As regular CFZ-watchers will know, for some time Corinna has been doing a column for Animals & Men and a regular segment on On The Track... particularly about out-of-place birds and rare vagrants. There seem to be more and more bird stories from all over the world hitting the news these days so, to make room for them all - and to give them all equal and worthy coverage - she has set up this new blog to cover all things feathery and Fortean.

Wednesday, 13 June 2018

Scientists can predict which storks will migrate to Africa in autumn and which will remain in Europe



Date:  May 24, 2018
Source:  Max-Planck-Gesellschaft

For little Louis, it is the most exciting day of his life: just six or seven weeks ago, the young stork came into the world on a birch tree in Radolfzell on Lake Constance. Up to this day in June 2014, he has only known his parents and three siblings. But suddenly strange beings have appeared at the nest and are holding the four small white storks captive.
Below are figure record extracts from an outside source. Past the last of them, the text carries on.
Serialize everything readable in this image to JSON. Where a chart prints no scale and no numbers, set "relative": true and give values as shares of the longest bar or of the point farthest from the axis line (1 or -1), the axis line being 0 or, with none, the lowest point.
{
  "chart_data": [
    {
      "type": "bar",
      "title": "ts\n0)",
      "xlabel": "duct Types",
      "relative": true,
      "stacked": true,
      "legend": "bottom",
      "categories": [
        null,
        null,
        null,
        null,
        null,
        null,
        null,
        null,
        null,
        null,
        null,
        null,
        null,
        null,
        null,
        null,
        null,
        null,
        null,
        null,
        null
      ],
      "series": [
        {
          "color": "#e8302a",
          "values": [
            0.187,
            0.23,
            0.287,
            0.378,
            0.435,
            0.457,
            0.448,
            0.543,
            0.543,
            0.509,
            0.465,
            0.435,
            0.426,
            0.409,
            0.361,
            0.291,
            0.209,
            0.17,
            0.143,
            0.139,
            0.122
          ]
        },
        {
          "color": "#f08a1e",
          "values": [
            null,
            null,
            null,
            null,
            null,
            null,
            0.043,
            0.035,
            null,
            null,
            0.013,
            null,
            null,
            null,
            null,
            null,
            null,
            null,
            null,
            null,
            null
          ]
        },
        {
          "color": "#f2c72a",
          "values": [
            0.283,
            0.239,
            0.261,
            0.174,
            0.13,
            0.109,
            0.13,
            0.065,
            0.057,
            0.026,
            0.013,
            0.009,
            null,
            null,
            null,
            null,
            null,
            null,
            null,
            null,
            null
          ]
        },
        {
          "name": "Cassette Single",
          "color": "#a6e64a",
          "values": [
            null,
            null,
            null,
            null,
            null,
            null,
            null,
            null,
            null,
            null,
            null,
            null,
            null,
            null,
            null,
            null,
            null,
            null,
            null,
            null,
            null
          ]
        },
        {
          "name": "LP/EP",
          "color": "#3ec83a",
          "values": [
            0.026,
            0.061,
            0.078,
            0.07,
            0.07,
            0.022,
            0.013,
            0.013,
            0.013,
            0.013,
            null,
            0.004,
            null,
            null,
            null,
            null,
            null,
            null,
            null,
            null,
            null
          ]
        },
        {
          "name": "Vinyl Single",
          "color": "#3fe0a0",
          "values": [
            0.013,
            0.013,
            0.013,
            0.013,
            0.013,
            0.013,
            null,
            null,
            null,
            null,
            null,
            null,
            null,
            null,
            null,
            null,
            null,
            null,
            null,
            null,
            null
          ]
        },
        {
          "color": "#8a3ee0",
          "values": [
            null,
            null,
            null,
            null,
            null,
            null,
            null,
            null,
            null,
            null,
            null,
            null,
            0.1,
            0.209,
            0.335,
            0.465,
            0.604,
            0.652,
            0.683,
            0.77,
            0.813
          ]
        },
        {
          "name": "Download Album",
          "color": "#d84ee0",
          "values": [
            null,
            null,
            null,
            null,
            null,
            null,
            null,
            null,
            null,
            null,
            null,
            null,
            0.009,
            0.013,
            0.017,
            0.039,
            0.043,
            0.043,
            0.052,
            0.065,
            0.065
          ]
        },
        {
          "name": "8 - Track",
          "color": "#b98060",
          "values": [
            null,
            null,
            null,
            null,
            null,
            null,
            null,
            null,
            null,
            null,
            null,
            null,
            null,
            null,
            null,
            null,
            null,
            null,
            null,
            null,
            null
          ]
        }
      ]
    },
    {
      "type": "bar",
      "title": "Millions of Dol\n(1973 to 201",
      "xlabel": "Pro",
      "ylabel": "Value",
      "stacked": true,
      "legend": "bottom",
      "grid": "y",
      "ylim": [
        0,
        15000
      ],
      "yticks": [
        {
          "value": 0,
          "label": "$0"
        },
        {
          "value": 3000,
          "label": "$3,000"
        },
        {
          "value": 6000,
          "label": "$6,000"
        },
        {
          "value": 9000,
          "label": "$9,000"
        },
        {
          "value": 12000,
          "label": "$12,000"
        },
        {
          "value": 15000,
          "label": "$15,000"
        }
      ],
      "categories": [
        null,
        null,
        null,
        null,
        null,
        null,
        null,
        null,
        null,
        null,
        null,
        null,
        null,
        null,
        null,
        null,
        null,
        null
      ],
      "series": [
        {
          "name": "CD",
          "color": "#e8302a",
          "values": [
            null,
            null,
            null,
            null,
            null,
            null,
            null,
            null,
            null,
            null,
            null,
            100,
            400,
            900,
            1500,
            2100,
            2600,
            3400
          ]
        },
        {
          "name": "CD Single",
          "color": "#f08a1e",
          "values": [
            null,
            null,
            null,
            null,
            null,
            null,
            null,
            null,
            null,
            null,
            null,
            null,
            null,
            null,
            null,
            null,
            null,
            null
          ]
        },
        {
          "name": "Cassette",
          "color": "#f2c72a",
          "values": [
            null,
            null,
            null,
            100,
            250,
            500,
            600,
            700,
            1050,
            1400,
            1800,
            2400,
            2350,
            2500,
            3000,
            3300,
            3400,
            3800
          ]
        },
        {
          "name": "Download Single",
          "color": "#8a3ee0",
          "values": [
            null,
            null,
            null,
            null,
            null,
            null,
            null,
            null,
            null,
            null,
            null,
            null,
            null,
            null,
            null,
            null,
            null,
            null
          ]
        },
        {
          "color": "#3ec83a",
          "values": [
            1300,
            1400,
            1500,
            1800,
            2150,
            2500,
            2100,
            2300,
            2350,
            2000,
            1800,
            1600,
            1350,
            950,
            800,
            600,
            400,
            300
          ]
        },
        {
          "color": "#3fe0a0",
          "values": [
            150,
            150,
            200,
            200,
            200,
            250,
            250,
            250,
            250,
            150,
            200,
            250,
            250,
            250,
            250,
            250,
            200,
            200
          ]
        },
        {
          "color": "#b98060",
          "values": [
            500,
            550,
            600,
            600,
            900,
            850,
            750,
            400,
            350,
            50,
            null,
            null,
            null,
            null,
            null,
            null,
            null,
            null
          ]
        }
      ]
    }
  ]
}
They are Andrea Flack and Wolfgang Fiedler of the Max Planck Institute for Ornithology and the University of Konstanz. In the coming years, the scientists will learn from Louis and other young storks that, on their migrations south, storks follow other storks who are particularly good at exploiting thermals, allowing them to flap their wings as little as possible as they fly. The efficient fliers migrate to West Africa, while the others spend the winter in southern Europe. From their data, the researchers can tell which storks will fly where just ten minutes after the birds take off.